Consistency on the part of the Board in its interpretation and decision making on matters concerning child pornography is also proving to be a serious problem. A film titled “The Reader” - which was recently screened in theatres nationwide - contains scenes of sexual conduct between a heterosexual adult and a minor and would clearly fall within the definition of “child pornography” and on the Board’s interpretation, ought to be banned. The question that begs to be answered is whether this inconsistency is based on an element of intolerance and discrimination against the gay, lesbian intersex community in respect of their right to freely express themselves on matters fundamental to their human nature.  

Worrying aspects of the judgment aside, it does constitute a way forward in respect of the dreaded task of striking the correct balance between the right to freedom of expression and children’s rights, while not ignoring the ills of genuine child pornography.                  

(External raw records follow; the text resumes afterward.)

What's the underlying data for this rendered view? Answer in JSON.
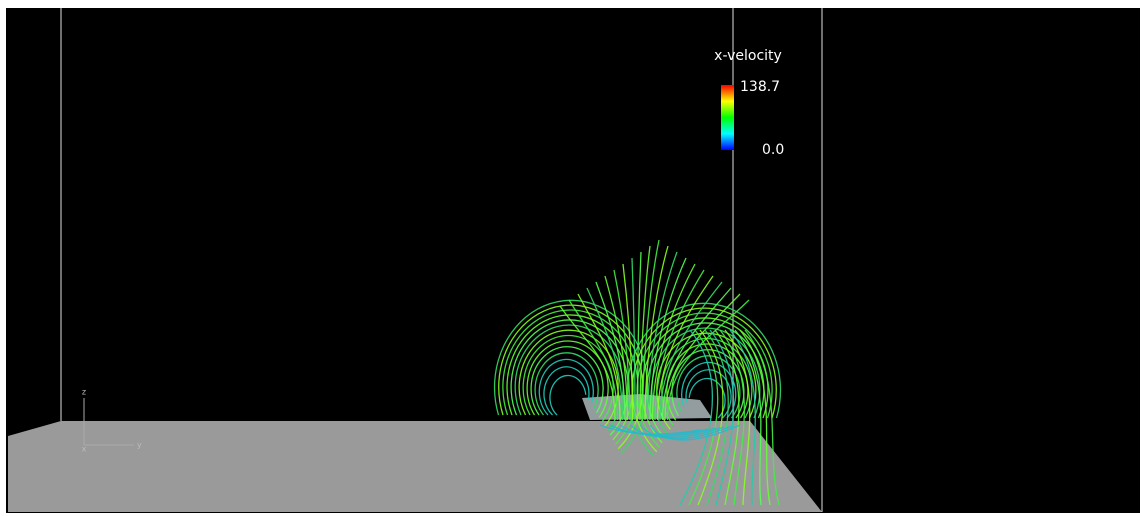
{
  "colorbar": {
    "title": "x-velocity",
    "max_label": "138.7",
    "min_label": "0.0"
  },
  "axes_triad": {
    "z": "z",
    "x": "x",
    "y": "y"
  }
}
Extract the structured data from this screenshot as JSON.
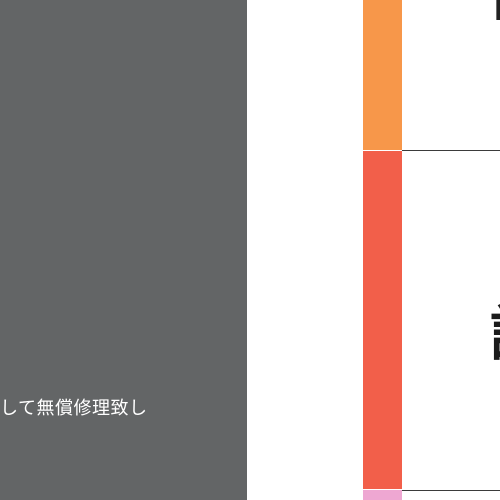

In the words of the Appeal Board, “... this is a film of considerable artistic merit which treats the issue of intolerance towards intersex persons in a sensitive and meaningful manner. It is also a superbly crafted film with riveting performances by the lead characters”. It will be screened by OIA in September at the 2009 Film Festival and will hopefully contribute towards a better understanding of the complex nature of the issues involved. The media needs to convey this underlying sentiment of the judgment and in the process help to expand public awareness of the need to vigilantly oppose incursions on personal freedoms, particularly the right to freedom of expression.